Every California employer already must have an IIPP, which requires them to identify, evaluate, correct, and train on workplace hazards and document such program in writing. The revised standard now expressly requires employers to allow employees or their designated representative access to their IIPPs by providing employees the “right and opportunity to examine and receive a copy.” Employers are also required to inform employees of this right and the procedure to follow to obtain access to the written IIPP documents.
The revised standard requires employers to provide access through either of the following ways:
- Provide a printed copy unless the employee or designated representative agrees to receive an electronic copy. One printed copy shall be provided free of charge; or
- Provide unobstructed access through a company server or website, which allows an employee to review, print, and email the current version of the IIPP. “Unobstructed access means that the employee, as part of his or her regular work duties, predictably and routinely uses the electronic means to communicate with management or coworkers.”
There are some limits to the required access.
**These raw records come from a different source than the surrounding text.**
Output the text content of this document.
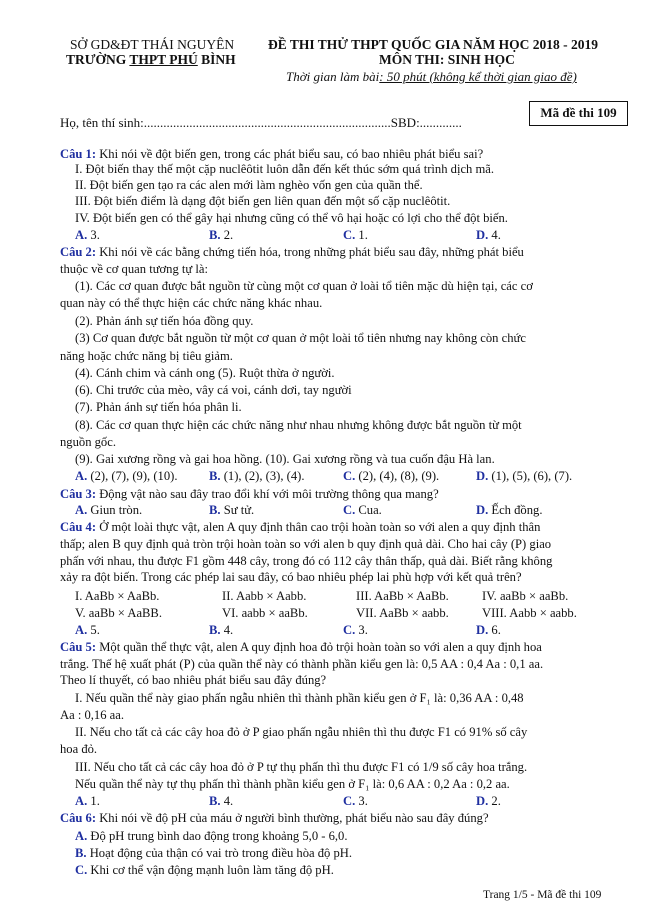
SỞ GD&ĐT THÁI NGUYÊN
TRƯỜNG THPT PHÚ BÌNH
ĐỀ THI THỬ THPT QUỐC GIA NĂM HỌC 2018 - 2019
MÔN THI: SINH HỌC
Thời gian làm bài: 50 phút (không kể thời gian giao đề)
Họ, tên thí sinh:............................................................................SBD:.............
Mã đề thi 109
Câu 1: Khi nói về đột biến gen, trong các phát biểu sau, có bao nhiêu phát biểu sai?
I. Đột biến thay thế một cặp nuclêôtit luôn dẫn đến kết thúc sớm quá trình dịch mã.
II. Đột biến gen tạo ra các alen mới làm nghèo vốn gen của quần thể.
III. Đột biến điểm là dạng đột biến gen liên quan đến một số cặp nuclêôtit.
IV. Đột biến gen có thể gây hại nhưng cũng có thể vô hại hoặc có lợi cho thể đột biến.
A. 3.	B. 2.	C. 1.	D. 4.
Câu 2: Khi nói về các bằng chứng tiến hóa, trong những phát biểu sau đây, những phát biểu
thuộc về cơ quan tương tự là:
(1). Các cơ quan được bắt nguồn từ cùng một cơ quan ở loài tổ tiên mặc dù hiện tại, các cơ
quan này có thể thực hiện các chức năng khác nhau.
(2). Phản ánh sự tiến hóa đồng quy.
(3) Cơ quan được bắt nguồn từ một cơ quan ở một loài tổ tiên nhưng nay không còn chức
năng hoặc chức năng bị tiêu giảm.
(4). Cánh chim và cánh ong (5). Ruột thừa ở người.
(6). Chi trước của mèo, vây cá voi, cánh dơi, tay người
(7). Phản ánh sự tiến hóa phân li.
(8). Các cơ quan thực hiện các chức năng như nhau nhưng không được bắt nguồn từ một
nguồn gốc.
(9). Gai xương rồng và gai hoa hồng. (10). Gai xương rồng và tua cuốn đậu Hà lan.
A. (2), (7), (9), (10).	B. (1), (2), (3), (4).	C. (2), (4), (8), (9).	D. (1), (5), (6), (7).
Câu 3: Động vật nào sau đây trao đổi khí với môi trường thông qua mang?
A. Giun tròn.	B. Sư tử.	C. Cua.	D. Ếch đồng.
Câu 4: Ở một loài thực vật, alen A quy định thân cao trội hoàn toàn so với alen a quy định thân
thấp; alen B quy định quả tròn trội hoàn toàn so với alen b quy định quả dài. Cho hai cây (P) giao
phấn với nhau, thu được F1 gồm 448 cây, trong đó có 112 cây thân thấp, quả dài. Biết rằng không
xảy ra đột biến. Trong các phép lai sau đây, có bao nhiêu phép lai phù hợp với kết quả trên?
I. AaBb × AaBb.	II. Aabb × Aabb.	III. AaBb × AaBb.	IV. aaBb × aaBb.
V. aaBb × AaBB.	VI. aabb × aaBb.	VII. AaBb × aabb.	VIII. Aabb × aabb.
A. 5.	B. 4.	C. 3.	D. 6.
Câu 5: Một quần thể thực vật, alen A quy định hoa đỏ trội hoàn toàn so với alen a quy định hoa
trắng. Thế hệ xuất phát (P) của quần thể này có thành phần kiểu gen là: 0,5 AA : 0,4 Aa : 0,1 aa.
Theo lí thuyết, có bao nhiêu phát biểu sau đây đúng?
I. Nếu quần thể này giao phấn ngẫu nhiên thì thành phần kiểu gen ở F₁ là: 0,36 AA : 0,48
Aa : 0,16 aa.
II. Nếu cho tất cả các cây hoa đỏ ở P giao phấn ngẫu nhiên thì thu được F1 có 91% số cây
hoa đỏ.
III. Nếu cho tất cả các cây hoa đỏ ở P tự thụ phấn thì thu được F1 có 1/9 số cây hoa trắng.
Nếu quần thể này tự thụ phấn thì thành phần kiểu gen ở F₁ là: 0,6 AA : 0,2 Aa : 0,2 aa.
A. 1.	B. 4.	C. 3.	D. 2.
Câu 6: Khi nói về độ pH của máu ở người bình thường, phát biểu nào sau đây đúng?
A. Độ pH trung bình dao động trong khoảng 5,0 - 6,0.
B. Hoạt động của thận có vai trò trong điều hòa độ pH.
C. Khi cơ thể vận động mạnh luôn làm tăng độ pH.
Trang 1/5 - Mã đề thi 109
The employer does not have to provide any of the records of the steps taken to implement and maintain the written IIPP. Further, if an employer has separate operations with separate IIPPs, the employer may limit access to the IIPP applicable to the employee requesting it.
The revision also states that it does not preclude employees from collectively bargaining to obtain access to information in addition to what is provided by this new version of the IIPP standard.
Even before implementation of the new IIPP revisions, we have recommended that employers provide access to all occupational safety and health procedures to affected employees. Doing so is important for compliance (indeed some other standards already require such express access) in order to make such procedures effective and in defending against citations. Indeed, the majority of employers already provide employees access to their IIPPs to inform them of their obligations under it. Thus, the revision should not substantively change procedures for many employees and employers.
The revised standard can be a citation trap (the IIPP standard is already one of the most frequently cited standards) for those that do not provide access by the specific methods described above or within the narrow five-day timeframe. To help avoid these citations, we recommend that employers update their IIPPs to expressly reflect the revised language, determine the method they will use to provide access to the IIPP, communicate this to employees, document that communication in writing, and develop a procedure to ensure access is provided at least within five business days. We also recommend that employers consider providing immediate access to IIPPs and all other occupational safety and health procedures to all affected employees.